Detection of endothelin-1 and its receptors in rat liver endothelial cells by in situ reverse transcriptase-polymerase chain reaction

Abstract

Background/Aims: Endothelin (ET)-1 is a potent vasoconstrictor, also in the liver; it increases intrahepatic resistance by targeting hepatic stellate cells acting via the ET-A receptor. The role of the expression and regulation of ET-1 and its receptors in endothelial liver cells, an important site of ET production in normal liver, is not yet well documented. In the present study, we have developed an in situ reverse transcriptase (RT)-polymerase chain reaction method to elucidate the presence of prepro-ET-1, ET-A and ET-B receptors in isolated rat liver endothelial cells. Methods: After in situ collagenase-pronase liver perfusion, endothelial cells were isolated using a Nycodenz gradient. RT-polymerase chain reaction and in situ RT-polymerase chain reaction were performed using specific primers for prepro-endothelin, ET-A and ET-B. Results: Trypan blue exclusion test showed a viability of more than 90% in the freshly isolated non-parenchymal cells.
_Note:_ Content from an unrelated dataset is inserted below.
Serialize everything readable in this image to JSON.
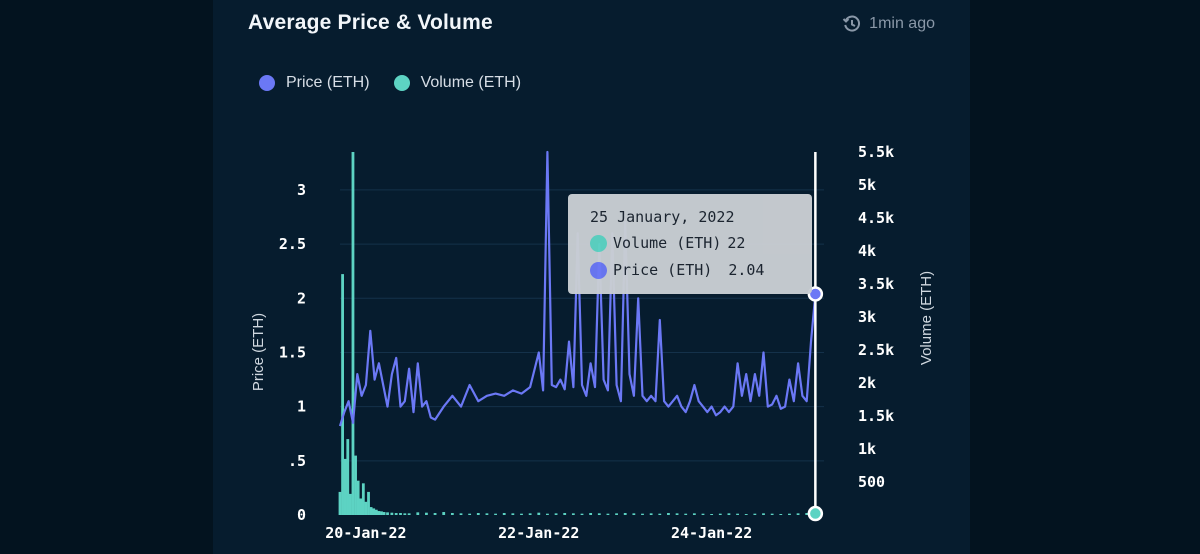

RT-polymerase chain reaction showed expression of prepro-endothelin, ET-A and ET-B in RNA isolated from the endothelial cells. After in situ RT-polymerase chain reaction, we detected cytoplasmatic staining representing the presence of mRNA in the endothelial cells, with all sets of primers. About 60–80% of cells were positive. Negative controls, in which the RT step was omitted, did not show any cytoplasmatic staining. Conclusions: Endothelin 1 and both ET-A and ET-B receptors are expressed in rat endothelial liver cells. The expression of ET and its receptors in liver endothelial cells could be important in the development of liver diseases and the regulation in microvascular exchange.